Genus/species: Potamotrygon leopoldi


GENERAL CHARACTERISTICS: Width to 45 cm. Body greatly flattened and circular, composed principally of expanded pectoral fins. Tail is slender and longer than body, has venomous spine. Coloblack, white polka dots.

DISTRIBUTION/HABITAT: South America: Tocantins River basin. Freshwater, able to tolerate only a narrow range of salinities.

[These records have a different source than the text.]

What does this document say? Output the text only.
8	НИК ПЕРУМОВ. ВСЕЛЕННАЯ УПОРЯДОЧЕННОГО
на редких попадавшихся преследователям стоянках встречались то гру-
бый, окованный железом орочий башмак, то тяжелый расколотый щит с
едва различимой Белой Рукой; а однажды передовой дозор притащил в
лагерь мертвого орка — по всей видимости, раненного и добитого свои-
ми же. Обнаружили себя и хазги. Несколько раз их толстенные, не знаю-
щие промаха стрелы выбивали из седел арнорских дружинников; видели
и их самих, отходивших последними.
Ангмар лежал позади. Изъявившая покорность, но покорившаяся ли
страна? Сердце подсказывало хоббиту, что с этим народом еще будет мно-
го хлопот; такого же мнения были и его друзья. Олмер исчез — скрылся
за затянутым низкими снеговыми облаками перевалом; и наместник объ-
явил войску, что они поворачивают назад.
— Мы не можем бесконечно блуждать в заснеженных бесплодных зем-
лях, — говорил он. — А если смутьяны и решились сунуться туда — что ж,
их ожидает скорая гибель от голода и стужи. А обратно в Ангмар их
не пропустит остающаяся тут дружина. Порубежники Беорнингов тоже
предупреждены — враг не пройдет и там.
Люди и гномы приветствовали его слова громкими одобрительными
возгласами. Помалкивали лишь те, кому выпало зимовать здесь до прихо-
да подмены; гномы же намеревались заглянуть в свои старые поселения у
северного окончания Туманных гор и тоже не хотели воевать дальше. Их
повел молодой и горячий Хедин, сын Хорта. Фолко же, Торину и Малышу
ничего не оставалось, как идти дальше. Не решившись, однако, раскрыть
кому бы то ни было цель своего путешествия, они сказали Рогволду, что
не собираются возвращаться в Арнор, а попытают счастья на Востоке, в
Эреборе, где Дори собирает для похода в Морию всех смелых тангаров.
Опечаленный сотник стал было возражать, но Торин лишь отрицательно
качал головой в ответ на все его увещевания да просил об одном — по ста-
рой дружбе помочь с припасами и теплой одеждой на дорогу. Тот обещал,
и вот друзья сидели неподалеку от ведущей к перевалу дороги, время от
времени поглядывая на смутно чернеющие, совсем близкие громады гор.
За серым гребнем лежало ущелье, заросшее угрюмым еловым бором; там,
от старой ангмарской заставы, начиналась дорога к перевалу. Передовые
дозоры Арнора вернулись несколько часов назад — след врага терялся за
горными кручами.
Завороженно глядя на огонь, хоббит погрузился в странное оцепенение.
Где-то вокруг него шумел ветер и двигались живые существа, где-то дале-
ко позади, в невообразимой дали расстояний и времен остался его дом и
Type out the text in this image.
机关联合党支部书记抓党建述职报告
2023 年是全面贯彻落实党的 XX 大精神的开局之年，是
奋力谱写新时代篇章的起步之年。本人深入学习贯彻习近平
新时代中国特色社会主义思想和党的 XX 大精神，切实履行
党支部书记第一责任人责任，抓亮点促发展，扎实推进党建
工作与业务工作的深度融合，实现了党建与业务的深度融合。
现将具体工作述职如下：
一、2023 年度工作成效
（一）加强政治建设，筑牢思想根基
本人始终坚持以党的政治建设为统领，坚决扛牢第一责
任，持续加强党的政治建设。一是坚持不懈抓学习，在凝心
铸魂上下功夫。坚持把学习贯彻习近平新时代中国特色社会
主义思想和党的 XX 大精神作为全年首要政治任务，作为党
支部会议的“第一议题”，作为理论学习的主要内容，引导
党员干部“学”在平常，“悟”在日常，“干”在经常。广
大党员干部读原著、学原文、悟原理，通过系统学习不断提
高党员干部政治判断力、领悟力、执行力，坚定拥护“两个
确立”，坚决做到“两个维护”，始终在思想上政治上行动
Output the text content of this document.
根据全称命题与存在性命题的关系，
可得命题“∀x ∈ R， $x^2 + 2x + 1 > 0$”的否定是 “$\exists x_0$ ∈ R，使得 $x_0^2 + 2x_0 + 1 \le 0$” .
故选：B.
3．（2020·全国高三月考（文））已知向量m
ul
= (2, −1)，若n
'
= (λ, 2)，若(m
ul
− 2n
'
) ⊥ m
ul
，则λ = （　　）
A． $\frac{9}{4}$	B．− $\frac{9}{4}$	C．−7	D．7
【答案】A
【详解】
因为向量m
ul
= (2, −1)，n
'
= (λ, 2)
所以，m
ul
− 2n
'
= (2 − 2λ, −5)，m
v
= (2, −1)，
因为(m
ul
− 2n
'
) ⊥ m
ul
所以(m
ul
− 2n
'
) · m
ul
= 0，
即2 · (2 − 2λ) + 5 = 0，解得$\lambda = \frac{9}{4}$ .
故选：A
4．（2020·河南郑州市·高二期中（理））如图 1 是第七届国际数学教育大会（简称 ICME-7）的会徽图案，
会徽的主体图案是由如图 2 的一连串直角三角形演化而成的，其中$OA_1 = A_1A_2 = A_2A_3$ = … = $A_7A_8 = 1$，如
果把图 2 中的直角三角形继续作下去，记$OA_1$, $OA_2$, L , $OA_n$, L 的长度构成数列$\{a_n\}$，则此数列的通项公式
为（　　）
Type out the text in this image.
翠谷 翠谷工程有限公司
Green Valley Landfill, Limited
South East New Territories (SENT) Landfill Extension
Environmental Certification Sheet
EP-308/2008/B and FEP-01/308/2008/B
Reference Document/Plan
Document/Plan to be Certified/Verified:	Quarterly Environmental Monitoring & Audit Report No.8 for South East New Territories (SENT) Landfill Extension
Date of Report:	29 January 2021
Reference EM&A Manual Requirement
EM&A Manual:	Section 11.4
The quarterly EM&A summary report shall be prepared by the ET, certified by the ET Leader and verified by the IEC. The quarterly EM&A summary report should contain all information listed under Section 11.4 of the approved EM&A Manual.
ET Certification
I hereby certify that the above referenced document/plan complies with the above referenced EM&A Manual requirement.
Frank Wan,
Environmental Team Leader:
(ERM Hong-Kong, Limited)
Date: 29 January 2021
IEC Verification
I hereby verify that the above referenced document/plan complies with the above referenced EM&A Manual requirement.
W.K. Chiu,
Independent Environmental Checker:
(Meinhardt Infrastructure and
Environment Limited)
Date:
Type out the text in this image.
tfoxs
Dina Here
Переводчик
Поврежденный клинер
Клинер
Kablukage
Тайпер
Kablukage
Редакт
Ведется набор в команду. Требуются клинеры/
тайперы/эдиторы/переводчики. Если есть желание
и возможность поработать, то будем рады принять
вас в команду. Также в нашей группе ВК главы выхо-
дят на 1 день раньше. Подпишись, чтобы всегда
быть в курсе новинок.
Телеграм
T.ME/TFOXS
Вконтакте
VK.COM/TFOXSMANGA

DIET IN THE WILD: DIET: Mostly benthic hard-shelled invertebrates, such as clams, mussels, and crustaceans. Also worms, insect larvae, and small fishes. Like most rays, flat teeth are used to grip and crush prey that is sucked into the ventral mouth. Note periscoping eyes which protrude from sand when buried.

REPRODUCTION: Ovoviviparous. Like all in the family, fetuses developing in the mother’s uterus first feed on their yolk sacs, after which filaments develop from the uterine wall and carry nutrients and remove wastes from the fetuses until they are fully developed.

CONSERVATION STATUS: A rare, poorly known river ray, possibly endemic to river drainages in Brazil where freshwater habitat degradation is occurring. Although this attractive freshwater ray enters the ornamental fish trade, life history and population data are lacking.

REMARKS: River Stingrays (Family Potamotrygonidae) spend much of the time buried in sand or mud with only their relatively large eyes protruding. This family is the only group of rays adapted exclusively to freshwater and is found only in Neotropical river basins. Potent venomous spine, used defensively, makes this a dangerous species. Like all stingrays, sheds spine periodically as the individual grows.